Behalve vaardigheidstoetsen op het vlak van o.a. taal, wiskunde, natuurwetenschappen, economie worden ook een aantal gestandaardiseerde vragenlijsten afgenomen. Deze zijn bedoeld om meer zicht te krijgen op
- de thuissituatie van de leerlingen (zoals de sociaal-economische status van hun ouders/verzorgers),
- hun studie-aanpak (o.a. interesse, motivatie, tevredenheid, zelfvertrouwen), en
- de mate waarin zij vertrouwd zijn met en gebruikmaken van ICT.
De toetsen en vragenlijsten die in het PISA-onderzoek worden afgenomen, zijn voor Nederland deels ontwikkeld door het Cito en zijn geselecteerd voor hun psychometrische kwaliteiten. Critici hebben echter aangetoond dat de resultaten niet steeds met een eendimensionale competence-maat kunnen verkregen worden. Alle landen worden wel op dezelfde manier bevraagd, maar de vraagstelling zelf wijkt in meer of mindere mate af van de opvattingen over onderwijs van elk land. (Wuttke in Jahnke/Meyerhöfer 2006; Allerup in Hopman/Brinek/Retzl 2007).

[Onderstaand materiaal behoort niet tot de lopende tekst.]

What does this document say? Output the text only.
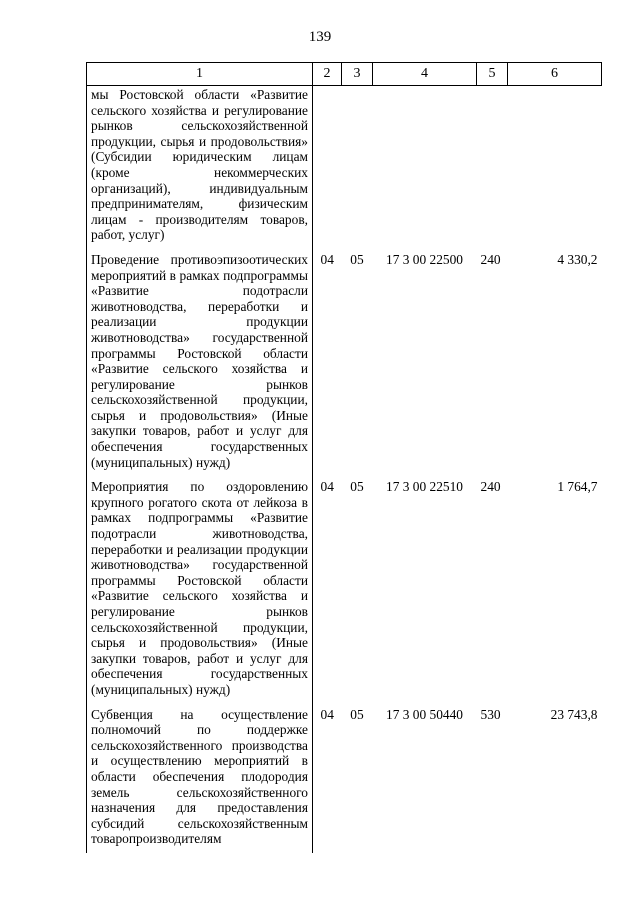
139
1	2	3	4	5	6
мы Ростовской области «Развитие сельского хозяйства и регулирование рынков сельскохозяйственной продукции, сырья и продовольствия» (Субсидии юридическим лицам (кроме некоммерческих организаций), индивидуальным предпринимателям, физическим лицам - производителям товаров, работ, услуг)					
Проведение противоэпизоотических мероприятий в рамках подпрограммы «Развитие подотрасли животноводства, переработки и реализации продукции животноводства» государственной программы Ростовской области «Развитие сельского хозяйства и регулирование рынков сельскохозяйственной продукции, сырья и продовольствия» (Иные закупки товаров, работ и услуг для обеспечения государственных (муниципальных) нужд)	04	05	17 3 00 22500	240	4 330,2
Мероприятия по оздоровлению крупного рогатого скота от лейкоза в рамках подпрограммы «Развитие подотрасли животноводства, переработки и реализации продукции животноводства» государственной программы Ростовской области «Развитие сельского хозяйства и регулирование рынков сельскохозяйственной продукции, сырья и продовольствия» (Иные закупки товаров, работ и услуг для обеспечения государственных (муниципальных) нужд)	04	05	17 3 00 22510	240	1 764,7
Субвенция на осуществление полномочий по поддержке сельскохозяйственного производства и осуществлению мероприятий в области обеспечения плодородия земель сельскохозяйственного назначения для предоставления субсидий сельскохозяйственным товаропроизводителям	04	05	17 3 00 50440	530	23 743,8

In Vlaanderen wordt het onderzoek toevertrouwd aan de pedagogische onderzoekscentra van universiteiten. In Nederland is het Cito verantwoordelijk voor het verspreiden, toetsen en controleren ervan.
De verzamelde data wordt onderworpen aan geavanceerde statistische analyses. De uitkomsten van het onderzoek zijn zeer relevant voor het beleid, de praktijk en toekomstig onderzoek van het onderwijs. De datasets en onderzoeksrapporten zijn vrij toegankelijk op de website.